The problem I see with this approach is that since there is no way to translate the computed field into a query that Lucene.Net can execute natively. In order to apply this filter, each document would have to be mapped onto an object, then the computed field would be retrieved, and then the predicate can be executed to apply the filter.

In effect, what this would be doing is:

provider.AsQueryable<User>.All().ToList().Where(u => u.Status == "Active")

Note the ToList() which makes this type of query possible (but not efficient) already.

In effect all documents are retrieved regardless of whether they are ultimately excluded by a Where expression. This will not perform well for an arbitrarily large number of documents.

For this particular example, a more efficient approach would be to build a query expression based on the business logic instead of trying to embed the business logic inside the query.

ChristopherHaws commented 9 years ago

That was the purpose of the FilterResults method. Essentially this field would be an ignore field that can be filtered and viewed using the methods in the ComputedField class. In the FilterResults method, Status is never used, but the class knows how to filter based on actual fields in the lucene index.
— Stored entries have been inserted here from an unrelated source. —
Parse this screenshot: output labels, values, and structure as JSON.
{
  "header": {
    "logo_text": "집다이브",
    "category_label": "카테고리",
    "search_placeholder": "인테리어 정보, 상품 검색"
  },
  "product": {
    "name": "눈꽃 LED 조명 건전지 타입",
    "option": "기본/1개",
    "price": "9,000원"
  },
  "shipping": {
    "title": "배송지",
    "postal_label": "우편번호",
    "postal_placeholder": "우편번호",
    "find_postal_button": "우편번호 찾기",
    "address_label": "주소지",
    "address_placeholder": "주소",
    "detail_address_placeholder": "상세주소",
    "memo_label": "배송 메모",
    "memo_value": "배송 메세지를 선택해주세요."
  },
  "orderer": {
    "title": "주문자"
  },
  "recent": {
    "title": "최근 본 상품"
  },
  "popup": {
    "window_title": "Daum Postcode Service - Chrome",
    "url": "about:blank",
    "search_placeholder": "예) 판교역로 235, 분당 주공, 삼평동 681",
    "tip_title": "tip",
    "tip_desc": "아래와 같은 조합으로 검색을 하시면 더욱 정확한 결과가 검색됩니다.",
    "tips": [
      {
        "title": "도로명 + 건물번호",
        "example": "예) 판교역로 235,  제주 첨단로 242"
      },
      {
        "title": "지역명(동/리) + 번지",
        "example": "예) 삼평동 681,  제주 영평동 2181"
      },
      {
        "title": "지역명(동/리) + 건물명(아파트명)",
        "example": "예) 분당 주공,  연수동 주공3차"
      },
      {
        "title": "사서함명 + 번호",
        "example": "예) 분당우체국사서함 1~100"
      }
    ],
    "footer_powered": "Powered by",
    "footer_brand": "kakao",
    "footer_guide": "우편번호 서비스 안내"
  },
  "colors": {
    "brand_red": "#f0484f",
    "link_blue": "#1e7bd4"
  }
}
chriseldredge commented 9 years ago

Consider this alternative approach:

void Main()
{
    var users = provider.AsQueryable<User>();

    var activeUsers = users
        .ToList()
        .Where (x => x.IsActive)
        .Dump();
}

public class User
{
    [Field("Username", Key = true, Store = StoreMode.Yes)]
    public string Username { get; set; }

    [IgnoreField]
    public bool IsActive
    {
        get
        {
            return this.ActiveFrom <= DateTime.UtcNow && this.ActiveUntil >= DateTime.UtcNow;
        }
    }

    [NumericField("ActiveFrom", Converter = typeof(DateTimeToTicksConverter))]
    public DateTime ActiveFrom { get; set; }

    [NumericField("ActiveUntil", Converter = typeof(DateTimeToTicksConverter))]
    public DateTime ActiveUntil { get; set; }
}

Since the underlying Lucene index will not store any field named Status or IsActive, it doesn't make sense to me to put this type of filtering capability into Lucene.Net.Linq.
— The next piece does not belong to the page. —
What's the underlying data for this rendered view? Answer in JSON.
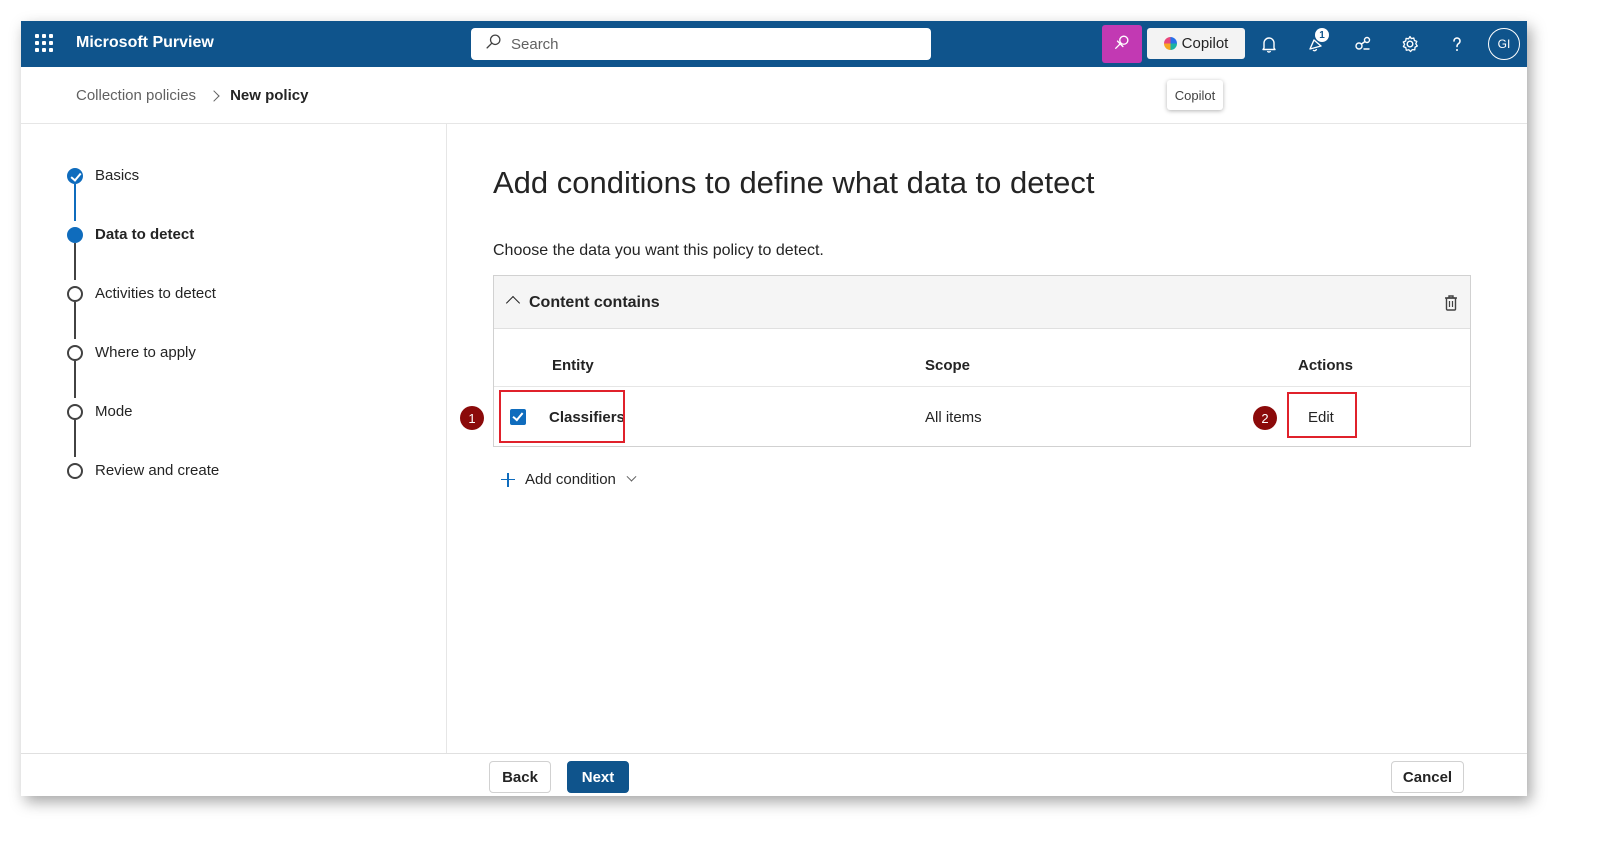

You could write your own extension method along the lines of:

internal static class EnumerableExtensions
{
    public static IEnumerable<T> FilterAfterRetrieval<T>(this IEnumerable<T> items, Func<T, bool> filter)
    {
        foreach (var i in  items)
        {
            if (filter(i)) yield return i;
        }
    }
}

I would reiterate that for this will not perform well when you have an arbitrarily large number of items to filter, and you are better off designing your program in such a way that the query can be executed natively by Lucene.Net.
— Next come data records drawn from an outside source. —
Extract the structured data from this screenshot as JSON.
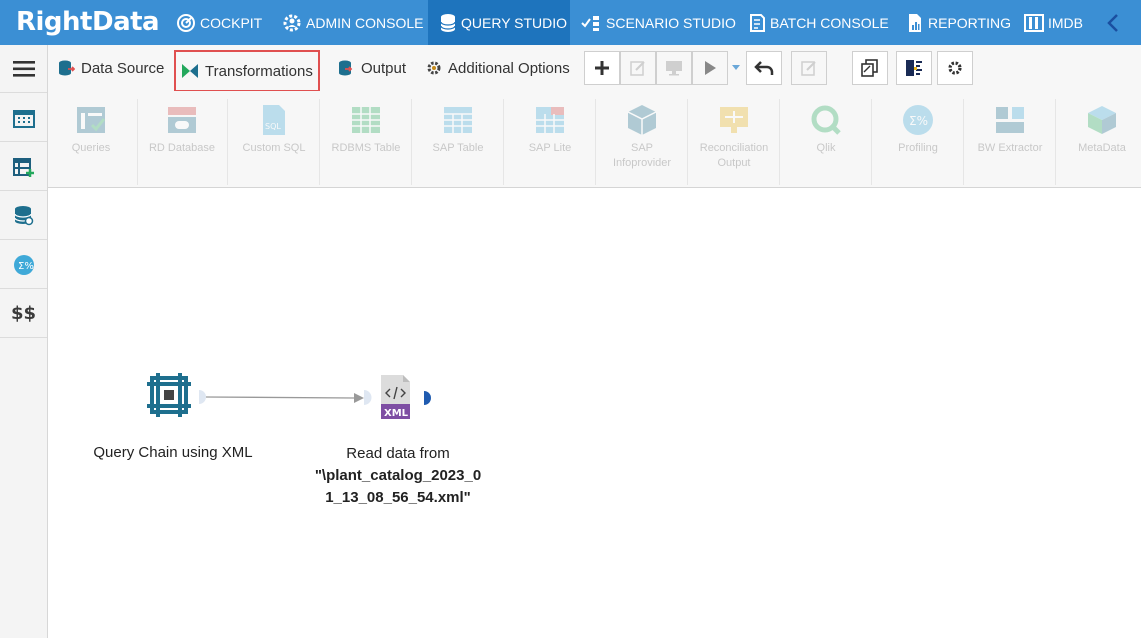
{
  "brand": {
    "name_prefix": "Right",
    "name_suffix": "Data"
  },
  "topnav": {
    "items": [
      {
        "label": "COCKPIT",
        "icon": "cockpit-icon"
      },
      {
        "label": "ADMIN CONSOLE",
        "icon": "gear-user-icon"
      },
      {
        "label": "QUERY STUDIO",
        "icon": "database-icon",
        "active": true
      },
      {
        "label": "SCENARIO STUDIO",
        "icon": "scenario-icon"
      },
      {
        "label": "BATCH CONSOLE",
        "icon": "batch-icon"
      },
      {
        "label": "REPORTING",
        "icon": "report-icon"
      },
      {
        "label": "IMDB",
        "icon": "imdb-icon"
      }
    ]
  },
  "sidebar": {
    "items": [
      {
        "icon": "menu-icon"
      },
      {
        "icon": "calendar-icon"
      },
      {
        "icon": "table-add-icon"
      },
      {
        "icon": "database-search-icon"
      },
      {
        "icon": "sigma-icon"
      },
      {
        "icon": "dollar-icon",
        "label": "$$"
      }
    ]
  },
  "toolbar": {
    "tabs": {
      "data_source": "Data Source",
      "transformations": "Transformations",
      "output": "Output",
      "additional_options": "Additional Options"
    }
  },
  "palette": {
    "items": [
      {
        "label": "Queries"
      },
      {
        "label": "RD Database"
      },
      {
        "label": "Custom SQL"
      },
      {
        "label": "RDBMS Table"
      },
      {
        "label": "SAP Table"
      },
      {
        "label": "SAP Lite"
      },
      {
        "label": "SAP\nInfoprovider"
      },
      {
        "label": "Reconciliation\nOutput"
      },
      {
        "label": "Qlik"
      },
      {
        "label": "Profiling"
      },
      {
        "label": "BW Extractor"
      },
      {
        "label": "MetaData"
      }
    ]
  },
  "canvas": {
    "node1": {
      "label": "Query Chain using XML"
    },
    "node2": {
      "label_line1": "Read data from",
      "label_line2": "\"\\plant_catalog_2023_0",
      "label_line3": "1_13_08_56_54.xml\"",
      "badge": "XML"
    }
  },
  "colors": {
    "nav": "#3b8fd4",
    "nav_active": "#1e74bd",
    "node_teal": "#1e6f8e",
    "highlight": "#e05050"
  }
}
chriseldredge commented 9 years ago

Consider this alternative, which builds a query that can be executed natively by Lucene.Net and would perform better than the proposed solution:

public class User
{
    [Field("Username", Key = true, Store = StoreMode.Yes)]
    public string Username { get; set; }

    [NumericField("ActiveFrom", Converter = typeof(DateTimeToTicksConverter))]
    public DateTime ActiveFrom { get; set; }

    [NumericField("ActiveUntil", Converter = typeof(DateTimeToTicksConverter))]
    public DateTime ActiveUntil { get; set; }
}

internal static class EnumerableUserExtensions
{
    public static IEnumerable<User> WhereUserIsActive(this IEnumerable<User> users)
    {
        var now = DateTime.UtcNow;

        return from u in users
            where u.ActiveFrom <= now && u.ActiveUntil >= now
            select u;
    }
}

public class Program
{
    public void Main()
    {
        var users = Enumerable.Empty<User>();

        var active = users.WhereUserIsActive().ToList();
    }
}
ChristopherHaws commented 9 years ago

This could work for when I need to get these values in code, however I am using OData to return these entities as Queryables to a web frontend and so I don't have too much control over how the queries get executed. Would it maybe make sense to make some kind of interface that looked similar to ReflectionFieldMapper where we could manually create the lucene queries for specific fields?

chriseldredge commented 9 years ago

Are you using the older WCF Data Services or the newer WebApi OData? You will probably have better luck with the latter in terms of controlling and customizing how queries are translated and filtered.

ChristopherHaws commented 9 years ago

Please take a look at the above pull request. I included a sample in the test project called ComputedFieldSample.

chriseldredge commented 9 years ago

For the reasons cited in my previous comment I'm not going to merge this PR.

This library is intended to translate LINQ queries to Lucene so that they can be executed natively.